Große Datenmengen visualisieren mit R, ggplot2 und trelliscopejs

Visualisierung der gapminder-Daten mit R, ggplot2 und trelliscope

Datenvisualisierung: Wie kann man große Datenmengen in R so darstellen, dass sie gut lesbar sind und viele Informationen preisgeben? „Große Datenmengen“ verstehen wir hier im Sinne von „viele Untergruppen“, nicht unbedingt im Sinne von vielen Gigabyte.
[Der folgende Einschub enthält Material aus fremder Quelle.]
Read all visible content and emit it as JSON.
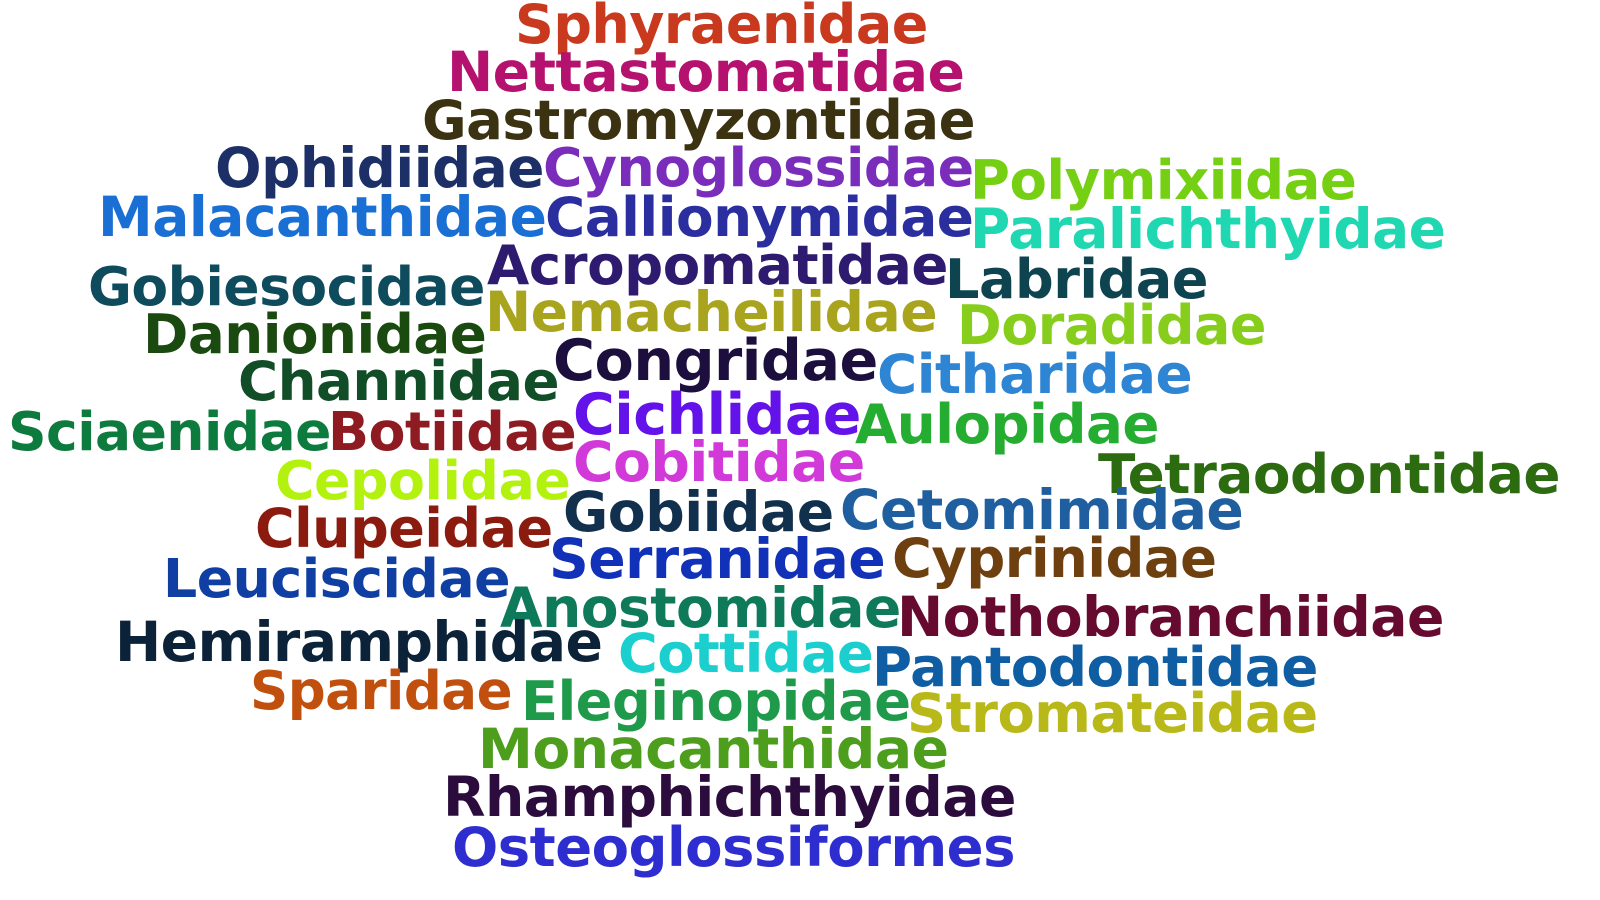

Wer versiert ist, denkt vielleicht an eine Shiny App, die große Flexibilität und viele Nutzereinstellungen erlaubt. Wir suchen heute jedoch eine Möglichkeit, die wir mit wesentlich weniger Aufwand umsetzen können.

Die Gapminder-Daten

Wir arbeiten mit den Gapminder-Daten, die Hans Rosling bekannt gemacht – seine Videos sind auch heute noch sehenswert (120.000 Datenpunkte in vier Minuten, dabei eine Geschichte erzählen – über 9 Mio. Youtube-Aufrufe Stand April 2020!). Unser Beispieldatensatz aus dem gapminder-R-Paket von Jenny Bryan enthält 1704 Zeilen: Daten zu 142 Ländern, mit je 12 Zeitpunkten, von 1952 bis 2007 in Fünf-Jahres-Schritten. Verzeichnet sind Land, Kontinent, Jahr, Lebenserwartung, Bevölkerungszahl sowie ein Wohlstandsindikator: das Bruttoinlandsprodukt pro Kopf (das wir in diesem Beitrag vernachlässigen).

library(gapminder)
library(tidyverse)

# Daten kennen lernen
data(gapminder)
str(gapminder)

Lebenserwartung in Europa im Zeitverlauf: Erster Versuch mit ggplot2

Für den ersten Versuch nehmen wir ggplot2, um die Lebenserwartung im Zeitverlauf darzustellen. Wir beschränken uns auf Europa:

gapminder %>%
 filter(continent == "Europe") %>%
 ggplot(aes(x = year, y = lifeExp, color = country)) +
   geom_line() +
   labs(title = "Europe", subtitle = "Life Expectancy by Year",
   caption = "Source: Gapminder project /\n
   gapminder R package by Jenny   Bryan") +
   scale_color_discrete(name = "")
Gapminder: Lebenserwartung im Zeitverlauf - Europa
Gapminder-Daten: Lebenserwartung im Zeitverlauf – Europa. Zu viele Länder, nicht gut lesbar …
(Klicken zum Vergrößern)

Die Farben sind kaum unterscheidbar, es sind zu viele Länder. Kein gutes Diagramm.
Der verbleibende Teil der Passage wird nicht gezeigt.